Gutgemeinte Zahnprothesenreinigung

Brigitte Böck

von Brigitte Böck

Story

1962 war ich in einem großen Berliner Krankenhaus zur Ausbildung als Krankenschwester, habe aber diese nie abgeschlossen. Ich war 17 Jahre alt. Schon damals gab es katastrophale Zustände in diesen sogenannten Gesundheitshäusern, vorallem auf Stationen, auf denen viele alte Menschen lagen.

Wir mussten verschiedene Abteilungen für einige Tage oder Wochen durchlaufen und so kam ich auch auf die Geriatrie. Mit mir war noch eine Schwesternschülerin auf der Station. Isolde war hoch motiviert, sie arbeitete mit doppelter Geschwindigkeit und machte alles, um sich zu profilieren. Eines Abends rief uns die Oberschwester, ich sollte einige Betten beziehen, Isolde bekam den Auftrag, die Zähne der alten Menschen für die Reinigung bereitzumachen und sie rannte gleich los. Nach ungefähr einer Viertelstunde lief sie an mir vorbei mit 2 Schüsseln in den Händen, strahlte und sagte, sie sei schon fertig.
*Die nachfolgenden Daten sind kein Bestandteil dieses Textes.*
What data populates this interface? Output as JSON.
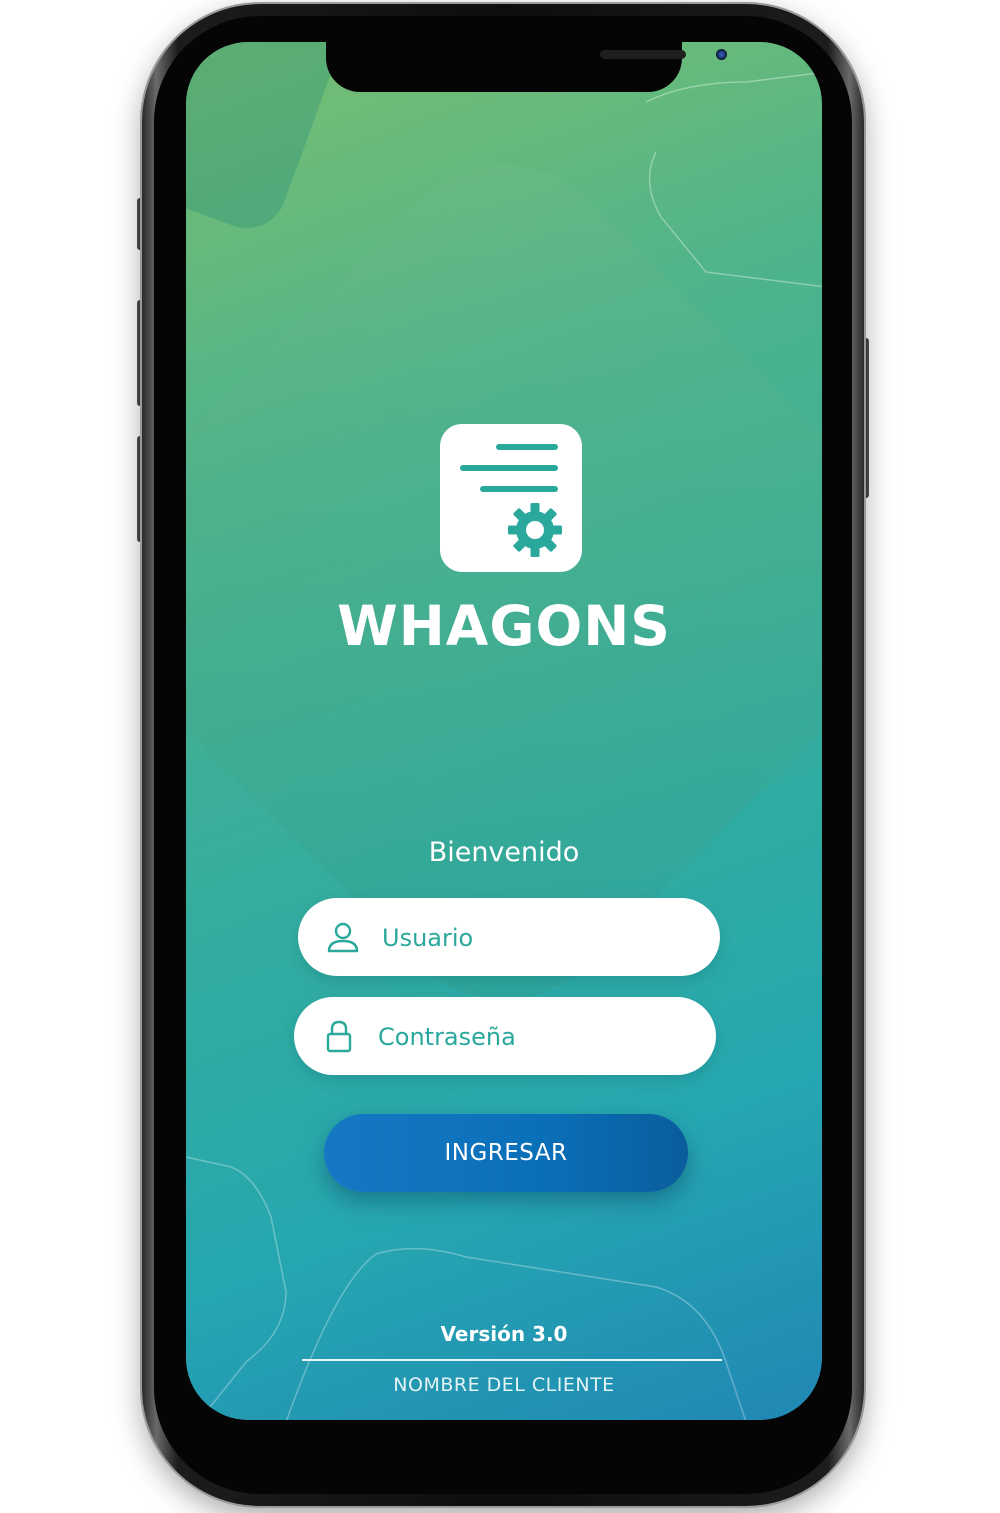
{
  "app": {
    "name": "WHAGONS",
    "logo_icon": "document-settings-icon"
  },
  "login": {
    "welcome": "Bienvenido",
    "username": {
      "placeholder": "Usuario",
      "value": "",
      "icon": "user-icon"
    },
    "password": {
      "placeholder": "Contraseña",
      "value": "",
      "icon": "lock-icon"
    },
    "submit_label": "INGRESAR"
  },
  "footer": {
    "version": "Versión 3.0",
    "client_name": "NOMBRE DEL CLIENTE"
  },
  "colors": {
    "gradient_top": "#7abf6f",
    "gradient_mid": "#34ad9e",
    "gradient_bottom": "#2087b5",
    "accent_teal": "#2aa89c",
    "button_blue": "#0a6fb9"
  }
}
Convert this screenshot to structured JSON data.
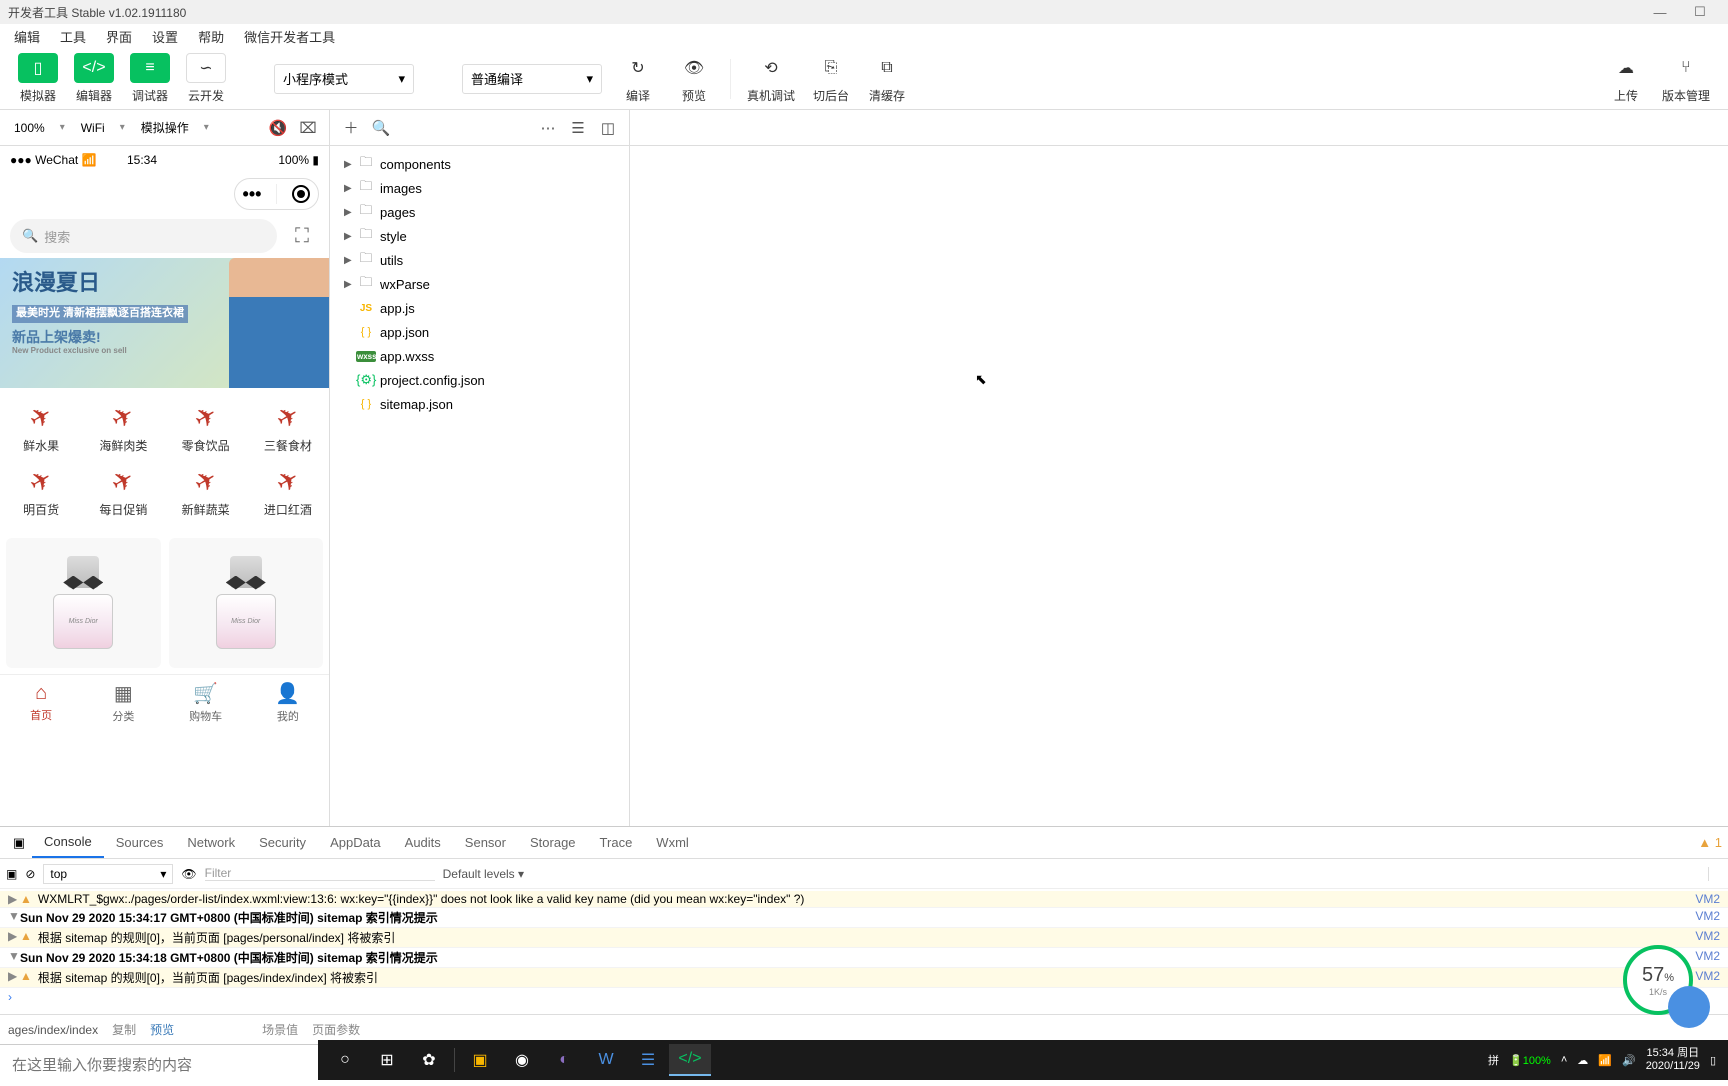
{
  "window": {
    "title": "开发者工具 Stable v1.02.1911180"
  },
  "menu": [
    "编辑",
    "工具",
    "界面",
    "设置",
    "帮助",
    "微信开发者工具"
  ],
  "toolbar": {
    "simulator": "模拟器",
    "editor": "编辑器",
    "debugger": "调试器",
    "cloud": "云开发",
    "mode": "小程序模式",
    "compileMode": "普通编译",
    "compile": "编译",
    "preview": "预览",
    "remote": "真机调试",
    "background": "切后台",
    "clear": "清缓存",
    "upload": "上传",
    "version": "版本管理"
  },
  "subbar": {
    "zoom": "100%",
    "network": "WiFi",
    "simop": "模拟操作"
  },
  "phone": {
    "carrier": "WeChat",
    "time": "15:34",
    "battery": "100%",
    "searchPlaceholder": "搜索",
    "banner": {
      "title": "浪漫夏日",
      "tag": "最美时光 清新裙摆飘逐百搭连衣裙",
      "sub": "新品上架爆卖!",
      "en": "New Product exclusive on sell"
    },
    "cats": [
      "鲜水果",
      "海鲜肉类",
      "零食饮品",
      "三餐食材",
      "明百货",
      "每日促销",
      "新鲜蔬菜",
      "进口红酒"
    ],
    "tabs": [
      {
        "label": "首页",
        "active": true
      },
      {
        "label": "分类",
        "active": false
      },
      {
        "label": "购物车",
        "active": false
      },
      {
        "label": "我的",
        "active": false
      }
    ],
    "productLabel": "Miss Dior"
  },
  "tree": [
    {
      "name": "components",
      "type": "folder"
    },
    {
      "name": "images",
      "type": "folder"
    },
    {
      "name": "pages",
      "type": "folder"
    },
    {
      "name": "style",
      "type": "folder"
    },
    {
      "name": "utils",
      "type": "folder"
    },
    {
      "name": "wxParse",
      "type": "folder"
    },
    {
      "name": "app.js",
      "type": "js"
    },
    {
      "name": "app.json",
      "type": "json"
    },
    {
      "name": "app.wxss",
      "type": "wxss"
    },
    {
      "name": "project.config.json",
      "type": "cfg"
    },
    {
      "name": "sitemap.json",
      "type": "json"
    }
  ],
  "devtools": {
    "tabs": [
      "Console",
      "Sources",
      "Network",
      "Security",
      "AppData",
      "Audits",
      "Sensor",
      "Storage",
      "Trace",
      "Wxml"
    ],
    "activeTab": "Console",
    "context": "top",
    "filter": "Filter",
    "levels": "Default levels",
    "warnCount": "1",
    "logs": [
      {
        "type": "warn",
        "arrow": "▶",
        "text": "WXMLRT_$gwx:./pages/order-list/index.wxml:view:13:6: wx:key=\"{{index}}\" does not look like a valid key name (did you mean wx:key=\"index\" ?)",
        "src": "VM2"
      },
      {
        "type": "group",
        "arrow": "▼",
        "text": "Sun Nov 29 2020 15:34:17 GMT+0800 (中国标准时间) sitemap 索引情况提示",
        "src": "VM2"
      },
      {
        "type": "warn",
        "arrow": "▶",
        "indent": true,
        "text": "根据 sitemap 的规则[0]，当前页面 [pages/personal/index] 将被索引",
        "src": "VM2"
      },
      {
        "type": "group",
        "arrow": "▼",
        "text": "Sun Nov 29 2020 15:34:18 GMT+0800 (中国标准时间) sitemap 索引情况提示",
        "src": "VM2"
      },
      {
        "type": "warn",
        "arrow": "▶",
        "indent": true,
        "text": "根据 sitemap 的规则[0]，当前页面 [pages/index/index] 将被索引",
        "src": "VM2"
      }
    ]
  },
  "status": {
    "path": "ages/index/index",
    "copy": "复制",
    "preview": "预览",
    "scene": "场景值",
    "params": "页面参数"
  },
  "search": {
    "placeholder": "在这里输入你要搜索的内容"
  },
  "taskbar": {
    "ime": "拼",
    "battery": "100%",
    "time": "15:34",
    "day": "周日",
    "date": "2020/11/29"
  },
  "perf": {
    "value": "57",
    "unit": "%",
    "rate": "1K/s"
  }
}
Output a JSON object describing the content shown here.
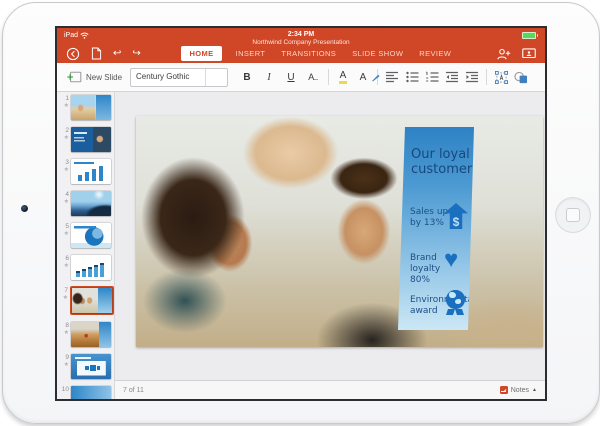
{
  "status": {
    "carrier": "iPad",
    "time": "2:34 PM"
  },
  "header": {
    "document_title": "Northwind Company Presentation",
    "tabs": [
      {
        "label": "HOME",
        "active": true
      },
      {
        "label": "INSERT",
        "active": false
      },
      {
        "label": "TRANSITIONS",
        "active": false
      },
      {
        "label": "SLIDE SHOW",
        "active": false
      },
      {
        "label": "REVIEW",
        "active": false
      }
    ]
  },
  "toolbar": {
    "new_slide_label": "New Slide",
    "font_name": "Century Gothic",
    "font_size": "",
    "bold": "B",
    "italic": "I",
    "underline": "U",
    "more_formatting": "A..",
    "highlight": "A",
    "font_color": "A"
  },
  "sidebar": {
    "slides": [
      {
        "num": "1"
      },
      {
        "num": "2"
      },
      {
        "num": "3"
      },
      {
        "num": "4"
      },
      {
        "num": "5"
      },
      {
        "num": "6"
      },
      {
        "num": "7",
        "selected": true
      },
      {
        "num": "8"
      },
      {
        "num": "9"
      },
      {
        "num": "10"
      }
    ]
  },
  "slide": {
    "title": "Our loyal customers",
    "items": [
      {
        "text": "Sales up by 13%",
        "icon": "dollar-arrow-icon",
        "symbol": "$"
      },
      {
        "text": "Brand loyalty 80%",
        "icon": "heart-icon",
        "symbol": "♥"
      },
      {
        "text": "Environmental award",
        "icon": "globe-award-icon"
      }
    ]
  },
  "footer": {
    "page_indicator": "7 of 11",
    "notes_label": "Notes"
  },
  "icons": {
    "star": "★",
    "undo": "↩",
    "redo": "↪",
    "collapse": "▲"
  },
  "colors": {
    "accent": "#D04727",
    "panel_top": "#2E82C4",
    "panel_bottom": "#CBE7F5",
    "panel_text": "#17487D",
    "icon_blue": "#1B6FBF"
  }
}
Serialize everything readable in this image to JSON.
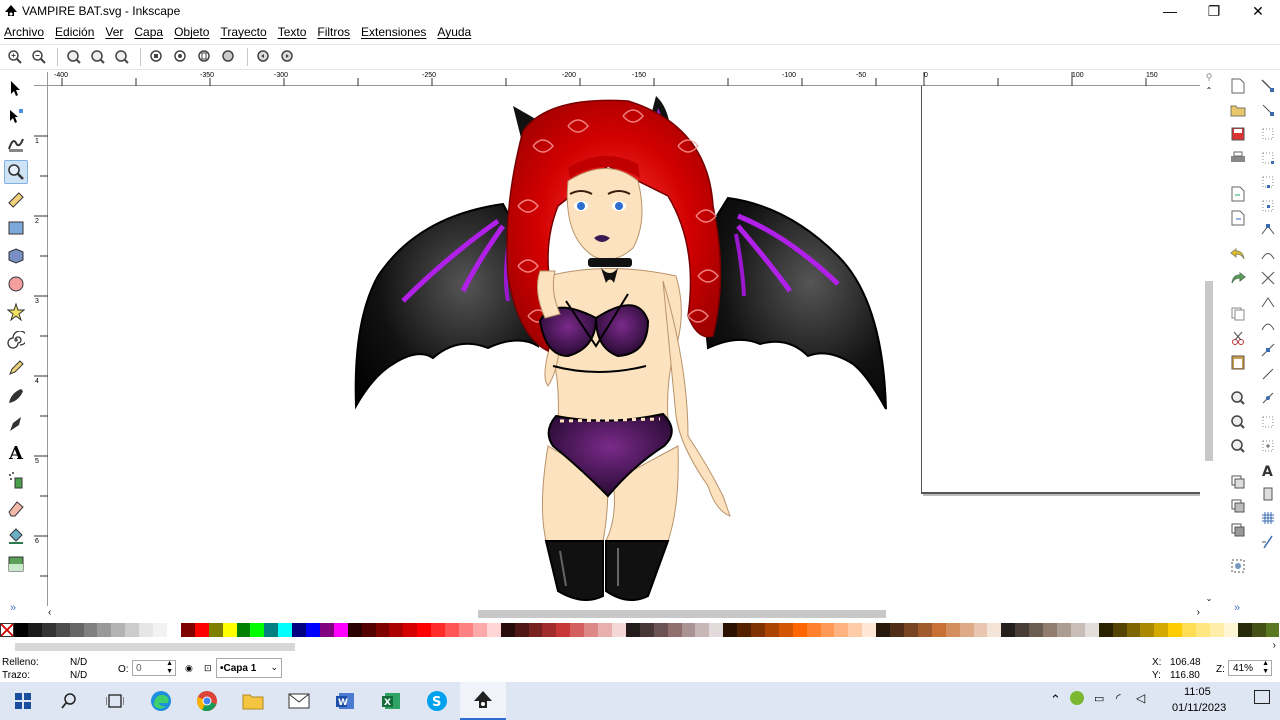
{
  "window": {
    "title": "VAMPIRE BAT.svg - Inkscape",
    "controls": {
      "minimize": "—",
      "maximize": "❐",
      "close": "✕"
    }
  },
  "menu": {
    "items": [
      "Archivo",
      "Edición",
      "Ver",
      "Capa",
      "Objeto",
      "Trayecto",
      "Texto",
      "Filtros",
      "Extensiones",
      "Ayuda"
    ]
  },
  "zoom_toolbar": {
    "icons": [
      "zoom-in-icon",
      "zoom-out-icon",
      "zoom-1-1-icon",
      "zoom-1-2-icon",
      "zoom-2-1-icon",
      "zoom-selection-icon",
      "zoom-drawing-icon",
      "zoom-page-icon",
      "zoom-page-width-icon",
      "zoom-prev-icon",
      "zoom-next-icon"
    ]
  },
  "toolbox": {
    "tools": [
      "selector-tool-icon",
      "node-tool-icon",
      "tweak-tool-icon",
      "zoom-tool-icon",
      "measure-tool-icon",
      "rectangle-tool-icon",
      "box-3d-tool-icon",
      "ellipse-tool-icon",
      "star-tool-icon",
      "spiral-tool-icon",
      "pencil-tool-icon",
      "pen-tool-icon",
      "calligraphy-tool-icon",
      "text-tool-icon",
      "spray-tool-icon",
      "eraser-tool-icon",
      "paint-bucket-tool-icon",
      "gradient-tool-icon"
    ],
    "active": "zoom-tool-icon"
  },
  "ruler": {
    "labels": [
      "-400",
      "-350",
      "-300",
      "-250",
      "-200",
      "-150",
      "-100",
      "-50",
      "0",
      "50",
      "100",
      "150"
    ],
    "vlabels": [
      "-1",
      "1",
      "2",
      "3",
      "4",
      "5",
      "6",
      "7"
    ]
  },
  "canvas": {
    "drawing": "vampire-bat-girl-illustration"
  },
  "commands_bar": {
    "icons": [
      "new-document-icon",
      "open-document-icon",
      "save-document-icon",
      "print-icon",
      "import-icon",
      "export-icon",
      "undo-icon",
      "redo-icon",
      "copy-icon",
      "cut-icon",
      "paste-icon",
      "zoom-selection-icon",
      "zoom-drawing-icon",
      "zoom-page-icon",
      "duplicate-icon",
      "clone-icon",
      "unlink-clone-icon",
      "group-icon"
    ]
  },
  "snap_bar": {
    "icons": [
      "snap-enable-icon",
      "snap-bbox-icon",
      "snap-bbox-edge-icon",
      "snap-bbox-corner-icon",
      "snap-bbox-midpoint-icon",
      "snap-bbox-center-icon",
      "snap-nodes-icon",
      "snap-path-icon",
      "snap-intersection-icon",
      "snap-cusp-icon",
      "snap-smooth-icon",
      "snap-midpoint-icon",
      "snap-object-center-icon",
      "snap-rotation-center-icon",
      "snap-text-baseline-icon",
      "snap-page-border-icon",
      "snap-grid-icon",
      "snap-guide-icon"
    ]
  },
  "palette": {
    "colors": [
      "#000000",
      "#1a1a1a",
      "#333333",
      "#4d4d4d",
      "#666666",
      "#808080",
      "#999999",
      "#b3b3b3",
      "#cccccc",
      "#e6e6e6",
      "#f2f2f2",
      "#ffffff",
      "#800000",
      "#ff0000",
      "#808000",
      "#ffff00",
      "#008000",
      "#00ff00",
      "#008080",
      "#00ffff",
      "#000080",
      "#0000ff",
      "#800080",
      "#ff00ff",
      "#2b0000",
      "#550000",
      "#800000",
      "#aa0000",
      "#d40000",
      "#ff0000",
      "#ff2a2a",
      "#ff5555",
      "#ff8080",
      "#ffaaaa",
      "#ffd5d5",
      "#280b0b",
      "#501616",
      "#782121",
      "#a02c2c",
      "#c83737",
      "#d35f5f",
      "#de8787",
      "#e9afaf",
      "#f4d7d7",
      "#241c1c",
      "#483737",
      "#6c5353",
      "#916f6f",
      "#ac9393",
      "#c8b7b7",
      "#e3dbdb",
      "#2b1100",
      "#552200",
      "#803300",
      "#aa4400",
      "#d45500",
      "#ff6600",
      "#ff7f2a",
      "#ff9955",
      "#ffb380",
      "#ffccaa",
      "#ffe6d5",
      "#28170b",
      "#502d16",
      "#784421",
      "#a05a2c",
      "#c87137",
      "#d38d5f",
      "#deaa87",
      "#e9c6af",
      "#f4e3d7",
      "#241f1c",
      "#483e37",
      "#6c5d53",
      "#917c6f",
      "#ac9d93",
      "#c8beb7",
      "#e3dedb",
      "#2b2200",
      "#554400",
      "#806600",
      "#aa8800",
      "#d4aa00",
      "#ffcc00",
      "#ffdd55",
      "#ffe680",
      "#ffeeaa",
      "#fff6d5",
      "#282b0b",
      "#445016",
      "#5a7821"
    ]
  },
  "status": {
    "fill_label": "Relleno:",
    "fill_value": "N/D",
    "stroke_label": "Trazo:",
    "stroke_value": "N/D",
    "opacity_label": "O:",
    "opacity_value": "0",
    "layer_name": "•Capa 1",
    "x_label": "X:",
    "x_value": "106.48",
    "y_label": "Y:",
    "y_value": "116.80",
    "zoom_label": "Z:",
    "zoom_value": "41%"
  },
  "taskbar": {
    "apps": [
      "windows-start-icon",
      "search-icon",
      "task-view-icon",
      "edge-icon",
      "chrome-icon",
      "file-explorer-icon",
      "mail-icon",
      "word-icon",
      "excel-icon",
      "skype-icon",
      "inkscape-icon"
    ],
    "active_app": "inkscape-icon",
    "time": "11:05",
    "date": "01/11/2023",
    "tray": [
      "chevron-up-icon",
      "shield-update-icon",
      "battery-icon",
      "wifi-icon",
      "volume-icon"
    ]
  }
}
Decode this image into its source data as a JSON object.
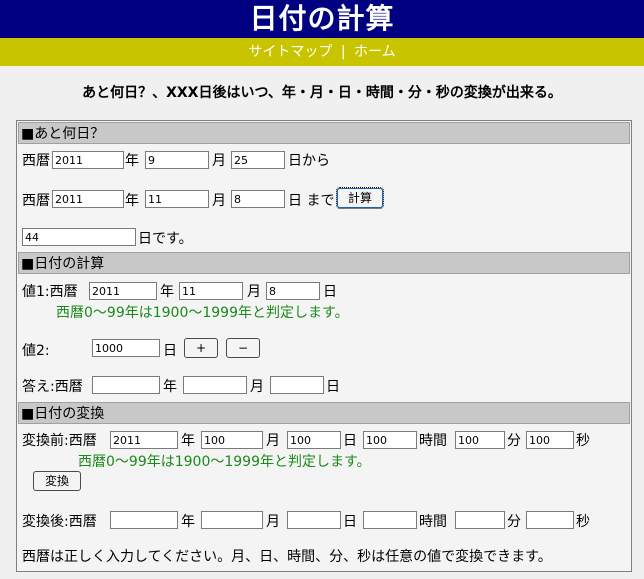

Ich guckte in die Schüsseln, mein Herz blieb fast stehen, ich schlich hinter ihr her zur Oberschwester. Isolde übergab ihr die beiden Gefäße, in einem waren alle Unterteile in der anderen alle Oberteile der Prothesen. Isolde fragte, was sie nun damit machen soll. Schwester Klara tickte total aus, sie fing an zu stottern, überschlug sich fast und japste nach Luft. Isolde verstand nichts, sie war fassungslos, fragte, ob sie etwas falsch gemacht hat. Klara brüllte: „Sie machen hier gar nichts mehr, sie gehen jetzt sofort nach Hause und kommen nicht mehr wieder, sie sind ab sofort entlassen.

Isolde sah mich ratlos an, ich schwieg. Dann verschwand sie weinend, ich habe sie nie wieder gesehen. Welche Langzeitauswirkungen Isoldes gutgemeinte Aktion auf der Station und für die Oberschwester hatte, dass weiß ich nicht. Auch ich wurde am nächsten Tag in eine andere Abteilung versetzt.